Articles et actus techniques
Nord-Aquitaine

Semis tardifs de céréales : prévoir des ajustements techniques

Depuis mi-octobre, les précipitations continues ont retardé les chantiers de semis des céréales. Seulement 10 à 15 % des surfaces sont à ce jour implantées. Et les prévisions météo indiquent encore des pluies, à des niveaux certes moins élevés, dans les prochains jours. Dans ce contexte, il est nécessaire d’attendre le ressuyage des parcelles non semées, qui devraient redevenir accessibles, dans la majorité des cas, au mieux fin novembre. Et d’adapter ses choix techniques.

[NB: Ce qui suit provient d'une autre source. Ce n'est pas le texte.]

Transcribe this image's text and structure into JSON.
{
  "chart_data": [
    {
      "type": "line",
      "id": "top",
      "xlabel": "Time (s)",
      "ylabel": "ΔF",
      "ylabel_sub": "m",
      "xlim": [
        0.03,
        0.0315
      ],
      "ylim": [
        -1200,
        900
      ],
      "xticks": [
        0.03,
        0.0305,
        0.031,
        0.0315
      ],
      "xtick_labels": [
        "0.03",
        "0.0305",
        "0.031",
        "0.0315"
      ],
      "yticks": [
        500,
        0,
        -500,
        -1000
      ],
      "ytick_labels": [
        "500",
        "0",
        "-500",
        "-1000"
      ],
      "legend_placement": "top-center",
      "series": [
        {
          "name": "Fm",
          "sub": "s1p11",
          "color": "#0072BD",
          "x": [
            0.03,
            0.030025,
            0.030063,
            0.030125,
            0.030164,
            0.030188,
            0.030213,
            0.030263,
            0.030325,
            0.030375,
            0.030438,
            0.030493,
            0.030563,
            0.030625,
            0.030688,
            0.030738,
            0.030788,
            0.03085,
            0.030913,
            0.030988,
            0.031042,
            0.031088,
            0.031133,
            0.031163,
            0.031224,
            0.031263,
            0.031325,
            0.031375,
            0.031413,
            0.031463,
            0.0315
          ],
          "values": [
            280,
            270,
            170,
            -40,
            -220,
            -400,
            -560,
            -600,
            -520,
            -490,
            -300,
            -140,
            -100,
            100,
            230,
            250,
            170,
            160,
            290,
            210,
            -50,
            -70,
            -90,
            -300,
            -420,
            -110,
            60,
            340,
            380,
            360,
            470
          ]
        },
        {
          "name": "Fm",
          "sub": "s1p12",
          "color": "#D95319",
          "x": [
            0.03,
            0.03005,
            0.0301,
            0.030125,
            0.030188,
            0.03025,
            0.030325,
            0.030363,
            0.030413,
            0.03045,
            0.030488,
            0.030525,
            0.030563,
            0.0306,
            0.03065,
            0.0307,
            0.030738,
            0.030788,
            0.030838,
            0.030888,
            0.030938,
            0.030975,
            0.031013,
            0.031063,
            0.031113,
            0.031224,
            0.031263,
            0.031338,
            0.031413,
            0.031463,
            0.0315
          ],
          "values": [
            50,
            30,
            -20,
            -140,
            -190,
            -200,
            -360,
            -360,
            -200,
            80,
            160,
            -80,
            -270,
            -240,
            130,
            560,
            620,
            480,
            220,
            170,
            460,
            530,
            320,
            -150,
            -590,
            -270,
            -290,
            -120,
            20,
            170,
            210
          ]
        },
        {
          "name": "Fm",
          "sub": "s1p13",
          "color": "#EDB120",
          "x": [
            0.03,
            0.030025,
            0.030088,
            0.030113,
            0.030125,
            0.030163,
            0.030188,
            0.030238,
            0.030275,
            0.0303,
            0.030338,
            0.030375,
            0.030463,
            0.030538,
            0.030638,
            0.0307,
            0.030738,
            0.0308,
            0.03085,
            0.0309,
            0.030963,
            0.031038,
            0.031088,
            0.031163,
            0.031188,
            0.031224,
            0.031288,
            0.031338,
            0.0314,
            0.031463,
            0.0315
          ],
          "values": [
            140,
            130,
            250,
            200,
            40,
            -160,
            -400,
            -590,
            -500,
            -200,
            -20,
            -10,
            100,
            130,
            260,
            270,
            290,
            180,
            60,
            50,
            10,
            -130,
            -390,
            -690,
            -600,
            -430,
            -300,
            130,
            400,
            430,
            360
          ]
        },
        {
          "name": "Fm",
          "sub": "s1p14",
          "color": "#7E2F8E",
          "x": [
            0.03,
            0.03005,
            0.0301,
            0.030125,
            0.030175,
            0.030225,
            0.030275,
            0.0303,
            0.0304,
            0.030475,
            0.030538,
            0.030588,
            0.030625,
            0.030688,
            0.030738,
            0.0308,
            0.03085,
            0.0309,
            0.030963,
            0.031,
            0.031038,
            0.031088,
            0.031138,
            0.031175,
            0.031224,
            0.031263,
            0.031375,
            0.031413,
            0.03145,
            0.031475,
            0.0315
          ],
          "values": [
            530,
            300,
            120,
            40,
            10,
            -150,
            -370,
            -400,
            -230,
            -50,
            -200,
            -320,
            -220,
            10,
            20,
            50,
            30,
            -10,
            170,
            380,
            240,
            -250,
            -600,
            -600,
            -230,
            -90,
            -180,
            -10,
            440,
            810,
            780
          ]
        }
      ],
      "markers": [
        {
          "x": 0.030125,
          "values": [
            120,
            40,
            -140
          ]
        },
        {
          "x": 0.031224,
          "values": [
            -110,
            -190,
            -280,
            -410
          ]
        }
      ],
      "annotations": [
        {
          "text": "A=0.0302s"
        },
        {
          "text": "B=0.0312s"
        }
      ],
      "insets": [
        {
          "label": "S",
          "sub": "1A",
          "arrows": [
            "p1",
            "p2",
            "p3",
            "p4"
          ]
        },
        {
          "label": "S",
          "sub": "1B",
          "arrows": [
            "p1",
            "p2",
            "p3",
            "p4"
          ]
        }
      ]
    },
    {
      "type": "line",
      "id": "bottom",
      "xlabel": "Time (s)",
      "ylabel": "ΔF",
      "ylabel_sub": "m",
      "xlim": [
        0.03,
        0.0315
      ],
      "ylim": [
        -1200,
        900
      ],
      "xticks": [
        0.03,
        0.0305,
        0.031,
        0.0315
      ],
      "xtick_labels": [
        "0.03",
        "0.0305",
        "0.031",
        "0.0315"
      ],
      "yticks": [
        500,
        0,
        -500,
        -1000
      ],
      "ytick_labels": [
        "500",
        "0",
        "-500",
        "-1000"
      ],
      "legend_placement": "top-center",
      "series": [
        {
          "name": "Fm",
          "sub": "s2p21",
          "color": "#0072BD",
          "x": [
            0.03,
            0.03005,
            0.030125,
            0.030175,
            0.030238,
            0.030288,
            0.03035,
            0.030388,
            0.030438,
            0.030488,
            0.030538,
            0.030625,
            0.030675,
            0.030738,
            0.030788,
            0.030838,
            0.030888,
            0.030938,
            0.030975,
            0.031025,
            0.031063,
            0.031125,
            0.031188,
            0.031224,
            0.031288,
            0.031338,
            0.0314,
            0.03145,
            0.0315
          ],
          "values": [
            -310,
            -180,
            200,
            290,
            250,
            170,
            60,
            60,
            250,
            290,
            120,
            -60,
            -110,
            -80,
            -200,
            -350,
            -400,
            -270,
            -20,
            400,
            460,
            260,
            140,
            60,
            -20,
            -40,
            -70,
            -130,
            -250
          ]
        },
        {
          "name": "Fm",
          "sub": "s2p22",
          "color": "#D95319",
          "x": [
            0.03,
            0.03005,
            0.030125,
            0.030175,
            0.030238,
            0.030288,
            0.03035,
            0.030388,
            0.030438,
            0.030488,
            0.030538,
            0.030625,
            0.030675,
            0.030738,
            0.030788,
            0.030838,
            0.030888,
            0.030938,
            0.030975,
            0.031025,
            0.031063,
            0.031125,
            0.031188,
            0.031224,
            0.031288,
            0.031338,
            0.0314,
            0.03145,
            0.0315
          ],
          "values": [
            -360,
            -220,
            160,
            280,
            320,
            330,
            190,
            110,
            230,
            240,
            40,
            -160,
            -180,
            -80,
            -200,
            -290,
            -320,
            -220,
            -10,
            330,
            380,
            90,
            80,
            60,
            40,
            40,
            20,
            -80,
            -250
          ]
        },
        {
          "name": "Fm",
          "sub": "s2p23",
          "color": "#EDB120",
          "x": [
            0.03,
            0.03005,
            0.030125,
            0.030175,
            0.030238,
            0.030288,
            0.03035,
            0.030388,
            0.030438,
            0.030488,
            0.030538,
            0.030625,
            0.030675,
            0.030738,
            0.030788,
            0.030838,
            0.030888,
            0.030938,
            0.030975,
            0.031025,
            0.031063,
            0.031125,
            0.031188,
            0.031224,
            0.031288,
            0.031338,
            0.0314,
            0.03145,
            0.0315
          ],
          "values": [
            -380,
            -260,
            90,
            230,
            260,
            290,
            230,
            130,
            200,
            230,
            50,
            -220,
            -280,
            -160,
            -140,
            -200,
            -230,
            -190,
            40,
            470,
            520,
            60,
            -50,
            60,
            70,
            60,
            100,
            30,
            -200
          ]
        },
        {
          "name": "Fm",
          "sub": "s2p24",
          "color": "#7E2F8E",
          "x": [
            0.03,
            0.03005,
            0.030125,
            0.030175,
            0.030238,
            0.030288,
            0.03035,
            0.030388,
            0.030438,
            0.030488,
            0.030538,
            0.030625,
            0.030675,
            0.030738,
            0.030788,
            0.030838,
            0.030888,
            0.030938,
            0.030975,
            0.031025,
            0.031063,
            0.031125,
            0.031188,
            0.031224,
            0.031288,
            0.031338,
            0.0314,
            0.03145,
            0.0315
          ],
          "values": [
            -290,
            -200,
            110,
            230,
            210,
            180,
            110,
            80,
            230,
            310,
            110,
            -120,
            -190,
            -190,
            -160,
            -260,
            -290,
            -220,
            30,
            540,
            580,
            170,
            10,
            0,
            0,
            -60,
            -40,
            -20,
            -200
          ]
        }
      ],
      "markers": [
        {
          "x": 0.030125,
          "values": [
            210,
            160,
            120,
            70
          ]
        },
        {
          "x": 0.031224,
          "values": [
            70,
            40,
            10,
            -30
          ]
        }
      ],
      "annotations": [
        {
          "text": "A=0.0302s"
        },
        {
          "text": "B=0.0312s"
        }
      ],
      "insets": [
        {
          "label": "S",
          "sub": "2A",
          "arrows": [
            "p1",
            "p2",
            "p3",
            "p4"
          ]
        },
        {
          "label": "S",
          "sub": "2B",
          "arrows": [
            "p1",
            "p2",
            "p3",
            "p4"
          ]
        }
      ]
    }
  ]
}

Semis tardif de blé tendre dans le Sud Ouest

Conséquences d’un retard de la date de semis

En réduisant la phase de croissance et d’installation de la culture en hiver et en augmentant le risque d’échaudage et de déficit hydrique en fin de cycle, le retard de la date de semis se traduit par une diminution du potentiel de rendement. Des essais menés entre 2020 et 2022 ont montré que, jusqu’au 15-20 novembre, retarder le semis amène une perte de rendement négligeable. En revanche, pour des semis du 5-10 décembre, le rendement baisse fortement, d’environ 35 % en moyenne dans nos essais dans un sol de groie moyenne. Cette perte est cependant fortement variable selon le climat de l’année :

  • Elle sera plus importante dans les sols plus superficiels que dans les sols profonds.
  • Le choix d’une variété plus précoce peut permettre de réduire le risque de perte de potentiel.
  • Elle peut être atténuée par le recours à l’irrigation pour assurer l’alimentation en eau en fin de cycle.

D’un point de vue économique, lorsque le potentiel de rendement est ainsi entamé, les stratégies de protection et le niveau d’intrants doivent être revus à la baisse afin de limiter les pertes de marge. D’autant que le risque sanitaire est moindre pour les semis tardifs : moindre salissement en graminées, diminution des populations de pucerons, pression maladies plus faible.

Attendre le ressuyage des sols en profondeur, pas de passage en force

Afin de maximiser les chances de créer une structure favorable à la levée puis à l’enracinement des cultures, les bons réflexes sont d’attendre que le sol soit ressuyé sur toute l’épaisseur de la couche arable, ne pas travailler trop profond et utiliser le matériel le plus léger possible.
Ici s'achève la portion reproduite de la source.